From Buildability to Viability
For most of software history, the first product question was:
“Can we build it?”
That question is rapidly losing relevance.
The new first question has to be:
“Should we build it?”
Or more directly:
“If we build it, will they come?”
Product viability now means:
Is there a real human problem here?
Does this solve it in a way that fits into how people actually work?
Will anyone care enough to adopt this once it exists?
Just because we can build or add a feature doesn’t mean we should.
With the speed of engineering production, bloated products are becoming a real issue.
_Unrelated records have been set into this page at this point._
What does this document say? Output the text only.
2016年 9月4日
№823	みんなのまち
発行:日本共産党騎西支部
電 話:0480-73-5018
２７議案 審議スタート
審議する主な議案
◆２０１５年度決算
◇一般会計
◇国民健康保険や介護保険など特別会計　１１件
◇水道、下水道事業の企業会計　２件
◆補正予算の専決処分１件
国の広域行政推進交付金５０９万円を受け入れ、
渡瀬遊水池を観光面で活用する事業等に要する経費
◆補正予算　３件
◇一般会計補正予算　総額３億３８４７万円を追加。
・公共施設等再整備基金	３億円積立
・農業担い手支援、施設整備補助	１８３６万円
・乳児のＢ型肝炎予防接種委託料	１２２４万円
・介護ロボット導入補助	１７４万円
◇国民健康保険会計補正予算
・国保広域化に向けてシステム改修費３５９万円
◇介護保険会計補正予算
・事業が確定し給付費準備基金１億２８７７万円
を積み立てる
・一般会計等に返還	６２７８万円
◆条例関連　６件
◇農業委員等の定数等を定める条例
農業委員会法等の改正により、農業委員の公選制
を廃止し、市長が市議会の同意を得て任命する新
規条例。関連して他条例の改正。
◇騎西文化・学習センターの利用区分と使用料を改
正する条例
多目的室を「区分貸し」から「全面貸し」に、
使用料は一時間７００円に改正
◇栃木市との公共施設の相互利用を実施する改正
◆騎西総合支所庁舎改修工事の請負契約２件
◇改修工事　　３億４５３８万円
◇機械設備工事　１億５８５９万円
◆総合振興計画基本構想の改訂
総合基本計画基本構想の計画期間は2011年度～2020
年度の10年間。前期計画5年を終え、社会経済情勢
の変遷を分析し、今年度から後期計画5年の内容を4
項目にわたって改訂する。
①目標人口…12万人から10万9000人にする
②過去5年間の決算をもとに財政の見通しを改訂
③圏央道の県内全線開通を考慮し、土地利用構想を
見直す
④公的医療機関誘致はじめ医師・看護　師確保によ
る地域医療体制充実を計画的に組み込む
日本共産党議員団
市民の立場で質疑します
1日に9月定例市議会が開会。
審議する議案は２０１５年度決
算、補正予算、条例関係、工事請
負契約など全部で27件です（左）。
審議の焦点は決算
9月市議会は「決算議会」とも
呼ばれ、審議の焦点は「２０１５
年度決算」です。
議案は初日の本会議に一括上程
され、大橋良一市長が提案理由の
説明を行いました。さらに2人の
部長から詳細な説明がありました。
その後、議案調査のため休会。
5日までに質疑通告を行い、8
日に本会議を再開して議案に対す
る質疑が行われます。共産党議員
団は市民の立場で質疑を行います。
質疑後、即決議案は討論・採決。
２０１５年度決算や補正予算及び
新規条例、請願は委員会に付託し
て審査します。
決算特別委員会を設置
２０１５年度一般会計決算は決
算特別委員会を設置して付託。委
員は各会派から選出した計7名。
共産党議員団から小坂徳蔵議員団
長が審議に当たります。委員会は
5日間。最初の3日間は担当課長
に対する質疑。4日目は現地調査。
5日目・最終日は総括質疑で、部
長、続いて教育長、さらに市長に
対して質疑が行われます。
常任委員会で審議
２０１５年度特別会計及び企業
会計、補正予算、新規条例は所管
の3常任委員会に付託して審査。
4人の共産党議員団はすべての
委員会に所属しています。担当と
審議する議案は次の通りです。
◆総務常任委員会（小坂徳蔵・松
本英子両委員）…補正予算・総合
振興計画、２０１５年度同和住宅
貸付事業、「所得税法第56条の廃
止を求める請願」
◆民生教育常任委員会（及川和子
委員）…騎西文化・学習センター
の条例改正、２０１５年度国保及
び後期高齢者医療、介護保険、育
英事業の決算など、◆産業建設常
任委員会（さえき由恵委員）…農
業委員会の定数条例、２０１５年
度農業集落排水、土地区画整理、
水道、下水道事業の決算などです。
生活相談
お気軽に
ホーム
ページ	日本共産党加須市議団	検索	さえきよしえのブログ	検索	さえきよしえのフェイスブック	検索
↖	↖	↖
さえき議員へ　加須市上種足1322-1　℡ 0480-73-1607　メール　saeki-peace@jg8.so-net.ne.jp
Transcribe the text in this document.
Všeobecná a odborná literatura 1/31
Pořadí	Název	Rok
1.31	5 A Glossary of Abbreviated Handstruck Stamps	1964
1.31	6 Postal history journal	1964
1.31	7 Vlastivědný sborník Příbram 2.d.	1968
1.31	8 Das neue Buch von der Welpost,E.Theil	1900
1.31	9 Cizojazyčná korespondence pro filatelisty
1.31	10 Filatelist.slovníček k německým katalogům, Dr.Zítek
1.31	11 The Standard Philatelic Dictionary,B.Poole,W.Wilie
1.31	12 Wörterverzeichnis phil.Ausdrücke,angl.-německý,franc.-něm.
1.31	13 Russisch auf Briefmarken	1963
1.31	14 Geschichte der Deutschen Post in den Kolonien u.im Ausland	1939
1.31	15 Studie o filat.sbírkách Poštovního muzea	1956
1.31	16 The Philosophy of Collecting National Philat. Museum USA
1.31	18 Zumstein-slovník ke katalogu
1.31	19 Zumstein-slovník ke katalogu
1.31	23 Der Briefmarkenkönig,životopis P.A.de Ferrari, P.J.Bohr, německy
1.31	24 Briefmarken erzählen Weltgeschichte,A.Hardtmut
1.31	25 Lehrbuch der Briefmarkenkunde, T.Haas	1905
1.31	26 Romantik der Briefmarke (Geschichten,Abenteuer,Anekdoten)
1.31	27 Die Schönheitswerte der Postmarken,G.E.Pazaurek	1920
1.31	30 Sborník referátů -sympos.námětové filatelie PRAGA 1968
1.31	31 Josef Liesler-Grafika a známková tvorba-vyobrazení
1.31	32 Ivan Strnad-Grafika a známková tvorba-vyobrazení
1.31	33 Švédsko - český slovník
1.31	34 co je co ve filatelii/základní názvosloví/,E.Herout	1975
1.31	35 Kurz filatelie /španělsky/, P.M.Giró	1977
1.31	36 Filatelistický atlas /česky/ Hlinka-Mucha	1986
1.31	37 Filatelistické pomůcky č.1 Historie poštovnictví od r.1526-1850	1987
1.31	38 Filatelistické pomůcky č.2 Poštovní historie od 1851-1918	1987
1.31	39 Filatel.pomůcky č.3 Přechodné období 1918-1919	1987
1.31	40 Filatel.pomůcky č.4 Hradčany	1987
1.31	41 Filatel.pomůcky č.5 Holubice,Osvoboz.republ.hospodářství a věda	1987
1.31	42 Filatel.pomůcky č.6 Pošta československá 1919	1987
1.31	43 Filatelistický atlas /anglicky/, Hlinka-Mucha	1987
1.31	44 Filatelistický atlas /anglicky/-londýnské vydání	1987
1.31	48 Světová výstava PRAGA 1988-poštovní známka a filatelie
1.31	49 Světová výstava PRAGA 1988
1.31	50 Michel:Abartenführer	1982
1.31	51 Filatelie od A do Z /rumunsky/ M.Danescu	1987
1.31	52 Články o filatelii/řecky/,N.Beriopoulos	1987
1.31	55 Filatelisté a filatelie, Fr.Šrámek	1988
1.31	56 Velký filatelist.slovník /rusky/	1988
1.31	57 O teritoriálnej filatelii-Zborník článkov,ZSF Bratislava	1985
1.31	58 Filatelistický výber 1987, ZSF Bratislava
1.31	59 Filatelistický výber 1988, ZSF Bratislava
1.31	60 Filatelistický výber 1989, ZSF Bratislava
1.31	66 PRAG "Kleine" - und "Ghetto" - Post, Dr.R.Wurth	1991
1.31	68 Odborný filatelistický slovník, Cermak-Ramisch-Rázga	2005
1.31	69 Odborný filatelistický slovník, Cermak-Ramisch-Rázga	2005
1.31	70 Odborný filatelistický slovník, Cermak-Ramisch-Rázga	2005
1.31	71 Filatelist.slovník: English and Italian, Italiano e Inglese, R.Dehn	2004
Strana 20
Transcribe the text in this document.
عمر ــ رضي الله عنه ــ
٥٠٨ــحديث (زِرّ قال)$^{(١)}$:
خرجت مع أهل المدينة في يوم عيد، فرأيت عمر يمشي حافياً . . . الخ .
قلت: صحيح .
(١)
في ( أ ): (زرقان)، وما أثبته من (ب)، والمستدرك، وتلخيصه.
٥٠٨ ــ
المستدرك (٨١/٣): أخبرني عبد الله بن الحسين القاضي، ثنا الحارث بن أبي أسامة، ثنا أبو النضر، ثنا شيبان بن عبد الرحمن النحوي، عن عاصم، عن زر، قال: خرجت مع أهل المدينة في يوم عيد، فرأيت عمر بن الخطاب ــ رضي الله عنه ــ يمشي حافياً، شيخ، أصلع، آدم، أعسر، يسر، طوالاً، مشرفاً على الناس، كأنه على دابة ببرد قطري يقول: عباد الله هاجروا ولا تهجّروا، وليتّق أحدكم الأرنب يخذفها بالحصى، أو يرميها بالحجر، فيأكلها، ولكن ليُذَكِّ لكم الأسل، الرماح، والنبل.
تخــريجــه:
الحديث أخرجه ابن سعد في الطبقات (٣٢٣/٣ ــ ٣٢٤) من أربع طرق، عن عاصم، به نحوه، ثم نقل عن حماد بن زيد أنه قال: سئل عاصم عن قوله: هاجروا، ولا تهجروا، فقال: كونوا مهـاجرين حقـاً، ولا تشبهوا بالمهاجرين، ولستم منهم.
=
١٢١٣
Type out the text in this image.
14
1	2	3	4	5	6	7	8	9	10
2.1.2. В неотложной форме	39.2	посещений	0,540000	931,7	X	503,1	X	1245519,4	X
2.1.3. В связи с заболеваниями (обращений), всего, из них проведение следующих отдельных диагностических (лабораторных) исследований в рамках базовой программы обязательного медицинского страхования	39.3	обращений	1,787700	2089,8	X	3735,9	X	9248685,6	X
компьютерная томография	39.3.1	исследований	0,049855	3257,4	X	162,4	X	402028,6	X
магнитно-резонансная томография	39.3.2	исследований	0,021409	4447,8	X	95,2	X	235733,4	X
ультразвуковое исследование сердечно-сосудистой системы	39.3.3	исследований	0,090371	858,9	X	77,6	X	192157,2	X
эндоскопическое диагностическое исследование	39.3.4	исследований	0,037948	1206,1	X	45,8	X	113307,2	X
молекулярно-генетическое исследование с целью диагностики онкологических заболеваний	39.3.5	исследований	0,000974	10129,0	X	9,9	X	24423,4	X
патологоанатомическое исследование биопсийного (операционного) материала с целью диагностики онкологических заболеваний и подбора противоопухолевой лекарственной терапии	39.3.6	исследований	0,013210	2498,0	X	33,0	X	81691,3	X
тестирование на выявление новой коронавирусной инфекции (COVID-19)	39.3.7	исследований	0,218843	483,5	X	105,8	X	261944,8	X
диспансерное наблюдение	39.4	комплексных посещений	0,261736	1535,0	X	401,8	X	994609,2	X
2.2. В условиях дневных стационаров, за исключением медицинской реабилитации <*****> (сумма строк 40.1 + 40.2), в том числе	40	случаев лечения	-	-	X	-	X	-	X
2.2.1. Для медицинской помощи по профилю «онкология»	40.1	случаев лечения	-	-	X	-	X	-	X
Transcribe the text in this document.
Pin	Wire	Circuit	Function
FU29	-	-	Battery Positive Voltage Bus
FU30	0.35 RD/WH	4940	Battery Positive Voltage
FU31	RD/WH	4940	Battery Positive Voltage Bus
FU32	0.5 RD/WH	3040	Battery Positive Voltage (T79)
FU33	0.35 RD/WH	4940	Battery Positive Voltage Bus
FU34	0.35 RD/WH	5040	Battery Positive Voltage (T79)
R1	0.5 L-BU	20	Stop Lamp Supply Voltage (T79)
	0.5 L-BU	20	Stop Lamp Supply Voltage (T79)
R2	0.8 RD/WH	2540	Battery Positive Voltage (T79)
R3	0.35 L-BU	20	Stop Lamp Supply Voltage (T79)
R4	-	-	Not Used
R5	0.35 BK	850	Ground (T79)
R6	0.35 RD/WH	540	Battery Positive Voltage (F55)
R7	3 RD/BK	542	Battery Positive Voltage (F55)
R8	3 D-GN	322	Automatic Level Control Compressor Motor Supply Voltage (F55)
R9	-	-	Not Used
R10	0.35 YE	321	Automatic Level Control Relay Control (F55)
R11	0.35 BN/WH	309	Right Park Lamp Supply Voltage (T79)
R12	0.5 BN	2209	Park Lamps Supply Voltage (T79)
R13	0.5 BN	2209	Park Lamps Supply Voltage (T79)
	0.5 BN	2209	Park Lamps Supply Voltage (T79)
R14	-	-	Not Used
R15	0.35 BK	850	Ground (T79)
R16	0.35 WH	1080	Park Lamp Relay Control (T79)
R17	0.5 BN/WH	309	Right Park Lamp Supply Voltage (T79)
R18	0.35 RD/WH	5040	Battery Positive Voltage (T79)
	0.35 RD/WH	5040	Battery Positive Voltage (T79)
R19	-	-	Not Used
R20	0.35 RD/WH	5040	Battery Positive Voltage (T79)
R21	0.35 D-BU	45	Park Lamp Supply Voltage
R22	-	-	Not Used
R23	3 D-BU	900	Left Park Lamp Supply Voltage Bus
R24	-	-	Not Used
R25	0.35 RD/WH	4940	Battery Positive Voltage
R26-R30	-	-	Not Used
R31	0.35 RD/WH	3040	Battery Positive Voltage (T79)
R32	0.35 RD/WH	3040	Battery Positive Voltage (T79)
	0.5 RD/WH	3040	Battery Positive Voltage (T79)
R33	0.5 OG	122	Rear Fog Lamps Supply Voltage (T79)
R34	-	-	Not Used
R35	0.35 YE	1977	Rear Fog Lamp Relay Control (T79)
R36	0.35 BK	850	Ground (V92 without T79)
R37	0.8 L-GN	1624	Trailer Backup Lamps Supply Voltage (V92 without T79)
You don’t want your best feature, or worse, your future revenue driver, buried under twenty “nice to have” features.
Advice to Leaders Embracing AI Speed
If I were advising a CEO or Head of Product who’s excited about AI-driven delivery, I’d tell them two things:
First:
Don’t lose sight of the core question:
Just because we can build it, should we?
Second:
Double down on product discipline.
Product definition and design now have to be centered around one simple test:
“If we build this, will it meaningfully improve the life of the person using it?”
And a caution for the AI era:
There’s a shiny new ball around every corner, and every tool, framework, or feature looks exciting. Not every ball is worth chasing. Leaders have to maintain focus on the problems that actually matter, not the ones that merely look innovative.
Because in a world where software can be produced almost endlessly, restraint, clarity of purpose, and human-centered strategy become the real competitive advantage.